Understanding the real-time interplay of the internal and external dynamics of autonomy remains a key driver for software development at Metron. What began in 1984 as a defense and national security focused business, has evolved into an award-winning, trusted provider of advanced solutions for government and commercial markets. Today, Metron is developing the next generation of autonomous system software to equip customers with more impactful tools across the sea, air, land, and space programs.

Metron’s long history of collaborating with DOD programs—including working on the development of LD-UUV and XL-UUV class vehicles for the US Navy—has afforded the team some unique and extensive involvement with lengthy and dynamic AUV missions. This in-field experience has been fundamental in shaping the company’s autonomous vehicle philosophy—one underpinned by the principles of utility, reliability, and adaptability—and multi-domain approach to the fielding of next-generation autonomy.


In the context of present-day offshore exploration, Metron’s expertise across AI, machine learning, data analytics, and decision support has triggered a fresh focus on software technologies that significantly increase the reliability and longevity of uncrewed vehicles in some of the planet’s most demanding and remote waters.

In an attempt to integrate improved prognostics, intelligent planning, and adaptive decision making, the team launched the Resilient Mission Autonomy™ family of solutions.

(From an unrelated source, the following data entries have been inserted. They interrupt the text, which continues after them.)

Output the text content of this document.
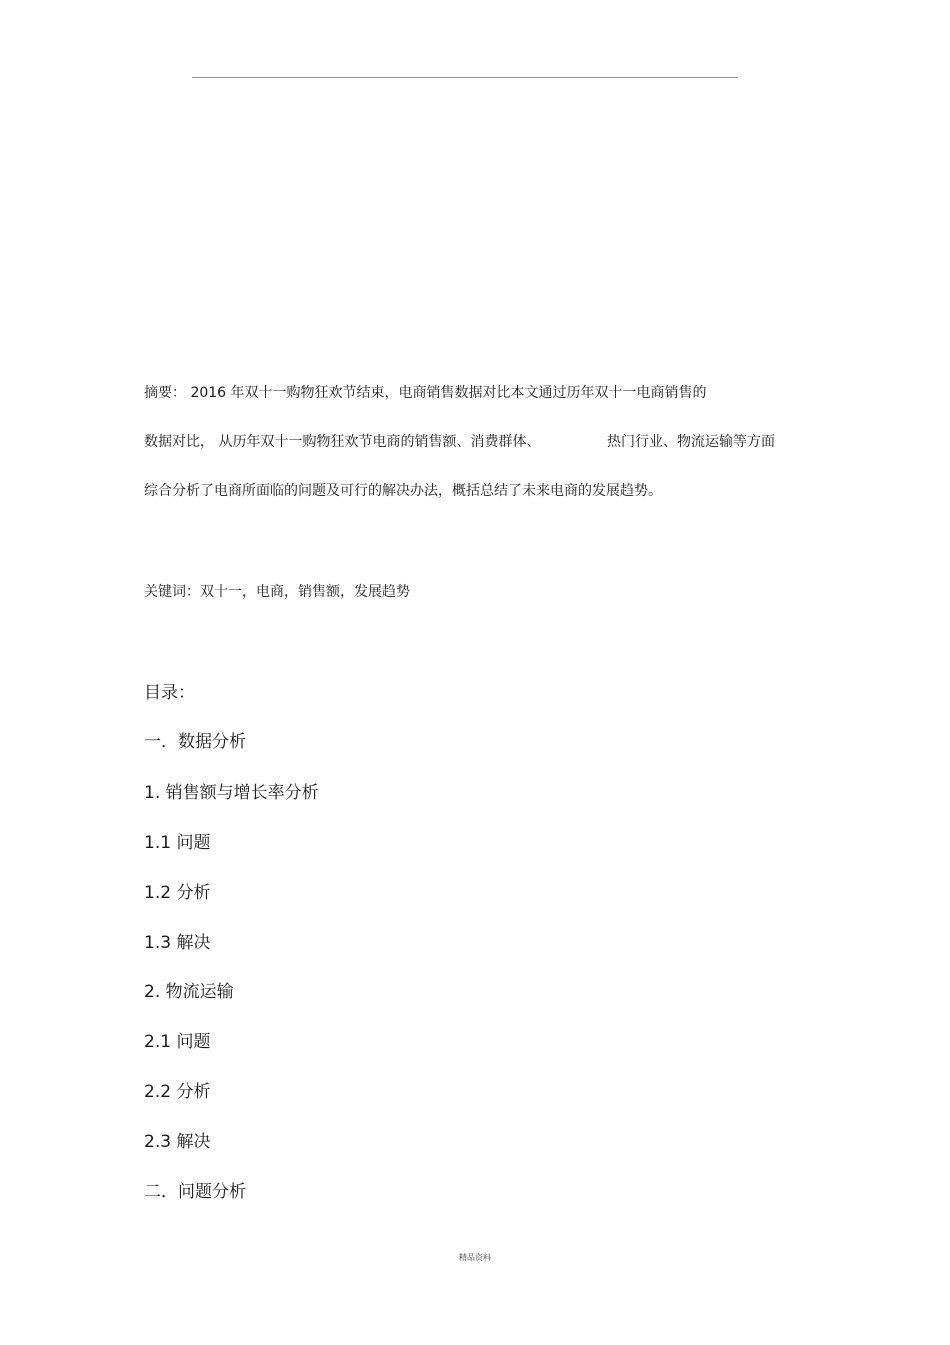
摘要： 2016 年双十一购物狂欢节结束，电商销售数据对比本文通过历年双十一电商销售的
数据对比， 从历年双十一购物狂欢节电商的销售额、消费群体、	热门行业、物流运输等方面
综合分析了电商所面临的问题及可行的解决办法，概括总结了未来电商的发展趋势。
关键词：双十一，电商，销售额，发展趋势
目录：
一．数据分析
1. 销售额与增长率分析
1.1 问题
1.2 分析
1.3 解决
2. 物流运输
2.1 问题
2.2 分析
2.3 解决
二．问题分析
精品资料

Sensor, vehicle, and payload agnostic, as well as directly applicable to a wide range of marine survey and inspection programs, Metron created a high level, two-product portfolio defined by the concepts of “Mission Autonomy” and “Introspective Autonomy.”

With the first product, ANCC (Autonomy, Navigation, Command, and Control), autonomy maximizes operational success through intelligent, mission-driven, adaptive, non-scripted decision making without the need for human operators present. ANCC was created under the philosophy that each mission or application’s success is measured by achieving results of the mission tasks and objectives—in other words, “Mission Autonomy.”

While both products were designed to support the needs of offshore survey and inspection service providers and their respective vehicle manufacturers, Metron’s “Introspective Autonomy” offering, SAHM-IAMM (Self-Adaptive Health Management via Intelligent Autonomous Monitoring and Mitigation), introduces a further dimension to autonomous operations in which health status monitoring enables preventative maintenance, increases operational availability, reduces sustainment costs, and minimizes critical mission failures. SAHM-IAMM is able to observe and manage the action policies of the systems that govern all of its inner workings and ultimately detects anomalous behaviors and predicts faults before they occur.


Autonomy of this degree will prove instrumental to establishing a true paradigm shift for offshore activities. Today, as operators increasingly trial, adopt, and integrate uncrewed assets, human engineers are still required to routinely provide intelligent oversight of hardware systems, using automation as an aid to enable fewer humans to control ever larger and more complex hardware systems.

However, SAHM-IAMM autonomy is designed to serve as a genuine stand-in for the cognitive functions of the human operating engineer, working in concert with lower-level automation controllers to make plans, enable tradeoffs, predict and prevent issues, and facilitate any necessary repairs. In this sense, SAHM-IAMM is geared to act proactively, as opposed to reactively.

The implications are far-reaching. While the commercial market has fully incorporated the notion of full autonomy into marketing communications, true autonomy—and the promise it must fulfill through genuine performance trust—remains a high bar for uncrewed assets.

The industry has arrived at an inflection point, whereby autonomy can independently consider not only the performance of an asset and mission but run full risk analysis and any subsequent interventions on long-duration deployments. This is the core capability needed to unlock the true potential of uncrewed vehicles, and Metron’s capacity to implement custom Resilient Mission Autonomy software brings the offshore exploration community one step closer to this operational reality.